Among the great many labels I live with, sometimes proudly and sometimes not – skinny, little, cattish, chicken-ish – there is one I will always keep closest to my heart: I am a Hufflepuff. Not because it is cool to oppose the regular or because I am clinging onto my past; no, I have been raised to be one, that’s what I grew up to be and that is what I am sticking with. And I bet many of you have a label like this as well – though surely not Hufflepuff as well – and that many of you found your home and comfort in being part of one of the four Hogwarts groups. And that is because we were all raised by Harry Potter.
I was seven when the first Harry Potter book came out. My copy of The Philosopher’s Stone is so old and faded by the sun, and being read from so many times, that I am amazed that it has not fallen apart during all this time. There is a little detail about this edition, that always makes me smile, every time I read it – Sirius Black is called Syriusz Czarny in my one, the only one of all the main characters to have his name translated in the Polish version, because the translator couldn’t have known he would appear in the books again or be of any significance whatsoever. This, of course, has been corrected in The Prisoner of Azkaban and the following editions of The Philosopher’s Stone, but my book remains… different. Mine.
I didn’t spend my childhood waiting for the Hogwarts admittance letter to arrive, as I had never been that sweet, imaginative type – my mother says I was born old and bitter. But I had friends who did. Who spent their days running around the forest nearby our school, wielding sticks and screaming their lungs out with spells and incantations. If we can believe Tumblr about anything, most of us waited and most of us were heartbroken on our 11th birthday. Some of us never recovered.
My personal dream of opening the gates of Hogwarts did fulfill itself though; I was lucky enough to do so at The Harry Potter experience thing over in Watford. The face of the guy who was helping me by pulling open the gate on the other side was priceless – surely he was there to help kids that would struggle with a gate so heavy. He didn’t expect someone my age to the one pushing! But that was the only way this could be resolved fairly. I waited half of my life for it. The little kiddos could wait few years longer.
Ok, maybe it was a tad selfish. A teeny tiny bit.
And these little details, little memories, my tiny magical bunnies that make Harry Potter so special. There are very few things in the world that would make me excited about movie props. Really. I am not a movie person. But this was just different, as pathetic as it may sound to some.
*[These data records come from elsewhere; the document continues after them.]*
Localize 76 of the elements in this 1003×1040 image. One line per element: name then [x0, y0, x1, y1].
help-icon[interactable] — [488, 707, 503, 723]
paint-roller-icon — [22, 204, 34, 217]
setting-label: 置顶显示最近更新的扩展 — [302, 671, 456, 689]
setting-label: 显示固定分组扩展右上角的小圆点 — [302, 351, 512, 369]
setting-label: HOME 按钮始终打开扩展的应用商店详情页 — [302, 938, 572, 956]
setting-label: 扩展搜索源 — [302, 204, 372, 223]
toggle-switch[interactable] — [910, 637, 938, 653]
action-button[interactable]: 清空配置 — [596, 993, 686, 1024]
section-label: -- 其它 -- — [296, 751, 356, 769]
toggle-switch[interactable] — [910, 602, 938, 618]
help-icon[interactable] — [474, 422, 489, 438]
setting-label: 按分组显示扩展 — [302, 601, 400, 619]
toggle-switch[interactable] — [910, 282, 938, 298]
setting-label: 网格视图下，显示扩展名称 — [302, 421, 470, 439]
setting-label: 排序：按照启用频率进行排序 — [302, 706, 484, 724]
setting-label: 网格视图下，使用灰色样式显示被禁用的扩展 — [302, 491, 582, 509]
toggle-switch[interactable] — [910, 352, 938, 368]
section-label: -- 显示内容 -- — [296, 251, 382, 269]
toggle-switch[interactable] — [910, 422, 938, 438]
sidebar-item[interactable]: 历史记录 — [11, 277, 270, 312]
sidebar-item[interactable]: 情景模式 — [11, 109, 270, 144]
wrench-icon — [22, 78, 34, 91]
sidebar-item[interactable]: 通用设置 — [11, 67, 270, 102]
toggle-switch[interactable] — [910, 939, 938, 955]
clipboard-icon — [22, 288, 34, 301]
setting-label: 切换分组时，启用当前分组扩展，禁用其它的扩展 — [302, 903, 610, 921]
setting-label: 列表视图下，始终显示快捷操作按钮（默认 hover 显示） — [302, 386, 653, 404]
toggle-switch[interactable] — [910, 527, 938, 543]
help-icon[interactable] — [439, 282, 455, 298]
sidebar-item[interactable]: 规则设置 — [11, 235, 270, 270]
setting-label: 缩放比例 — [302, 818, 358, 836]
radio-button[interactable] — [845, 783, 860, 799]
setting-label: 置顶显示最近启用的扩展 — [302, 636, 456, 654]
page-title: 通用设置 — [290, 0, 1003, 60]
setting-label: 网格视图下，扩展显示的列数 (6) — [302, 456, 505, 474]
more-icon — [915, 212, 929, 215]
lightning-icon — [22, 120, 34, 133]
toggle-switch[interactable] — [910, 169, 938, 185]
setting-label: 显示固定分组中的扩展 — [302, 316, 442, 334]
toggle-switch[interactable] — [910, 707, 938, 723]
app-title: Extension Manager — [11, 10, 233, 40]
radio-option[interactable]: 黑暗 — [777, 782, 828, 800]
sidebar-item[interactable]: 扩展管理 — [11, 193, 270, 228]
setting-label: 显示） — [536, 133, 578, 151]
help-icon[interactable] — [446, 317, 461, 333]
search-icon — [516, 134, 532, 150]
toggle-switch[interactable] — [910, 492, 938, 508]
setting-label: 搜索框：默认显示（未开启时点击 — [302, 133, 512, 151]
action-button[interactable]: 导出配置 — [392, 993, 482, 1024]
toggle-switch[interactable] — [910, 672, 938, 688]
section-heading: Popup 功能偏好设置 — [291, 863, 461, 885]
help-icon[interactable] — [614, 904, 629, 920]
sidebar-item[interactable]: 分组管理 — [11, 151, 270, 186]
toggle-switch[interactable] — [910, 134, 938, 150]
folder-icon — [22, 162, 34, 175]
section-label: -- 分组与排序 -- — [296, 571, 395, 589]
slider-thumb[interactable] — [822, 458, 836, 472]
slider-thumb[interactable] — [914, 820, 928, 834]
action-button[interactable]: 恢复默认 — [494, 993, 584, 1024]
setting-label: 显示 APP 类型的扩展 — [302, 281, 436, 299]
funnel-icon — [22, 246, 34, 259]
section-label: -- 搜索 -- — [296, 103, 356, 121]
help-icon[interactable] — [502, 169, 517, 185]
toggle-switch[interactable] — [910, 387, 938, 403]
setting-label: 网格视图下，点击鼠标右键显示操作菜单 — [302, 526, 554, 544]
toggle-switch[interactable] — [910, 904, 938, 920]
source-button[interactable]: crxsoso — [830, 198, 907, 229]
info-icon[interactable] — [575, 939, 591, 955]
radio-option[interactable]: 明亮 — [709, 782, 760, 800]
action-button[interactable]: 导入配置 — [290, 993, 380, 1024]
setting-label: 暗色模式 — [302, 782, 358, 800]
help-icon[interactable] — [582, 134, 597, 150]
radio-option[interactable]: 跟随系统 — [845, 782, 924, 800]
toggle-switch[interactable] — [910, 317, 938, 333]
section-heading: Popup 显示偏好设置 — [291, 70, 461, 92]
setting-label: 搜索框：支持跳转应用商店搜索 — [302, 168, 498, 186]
Quite a lot of good came out of Harry Potter for my generation and I. Sure, this could have been any book – but it wasn’t and we need to appreciate that we happened to get it. The amount of writing and reading I did as a result of Harry Potter is insane. The sheer amount of confidence to put out their work out to the public this book has brought to millions and millions of kids who just wanted to express themselves is even more insane. Harry Potter inspired and pushed so many very talented people to their limits. It gave them wings. Maybe, to some extent, it gave me wings too.
Because contrary to popular opinion, to me Harry Potter has always been the story of embracing one’s limitations. Wizards, even those as powerful as Dumbledore, are all just humans – and cannot perform even nearly as impressive tasks as many other wizards of literature. Dumbledore makes mistakes. He struggles. And from understanding what he cannot do and what cannot be done, he draws most of his power.
And for one little girl in Poland, this was a very powerful message. All other books talked about overcoming who I was, of reaching beyond my limits. Harry Potter has always talked about achieving what we want by embracing who we are, and not worrying about what we are not. Without stressing too much about what ifs. Without beating ourselves up over things that simply cannot happen.
A liberating thought, isn’t it?
But at the end of the day I think the most powerful thing about Harry Potter is how weirdly united people are though it, even all these years later. It has become our common secret, an inside joke we all share about a common experience. We, the children raised by Harry Potter, will never be true strangers – because we shared a childhood together. A friend that was there for us when we were sick or grounded, or bored on a rainy day.
We will always be able to just ask each other which Hogwarts house we belong to and that will tell us more about each other than others would suspect. And we do. I still feel awkward around people my age who cannot answer this question – maybe because, as weird as it sounds, they do not belong to us, not in the same sense anyway.
They are not part of the family.
Because that’s what we are, all of us, with our houses and spells and letters that never arrived. We all share a green-eyed cousin and a set of common memories, the entire world in which we lived and thrived once upon a time. We share a bond that cannot be explained and maybe because it is formed over something as silly as a set of books for kids, it is simply beautiful.
So maybe it is time to say: Thank you, Harry Potter. And although this journey ended a long time ago, somehow it will never end, ever, even without the countless spin-offs and plays and all other things that seem to have suddenly crawled into existence. Because Harry Potter lives in us, as pompous as it sounds. We carry his world in our tiny heads.
This all being said, please don’t spoil Cursed Child for me. I am still waiting to see it in July 2017.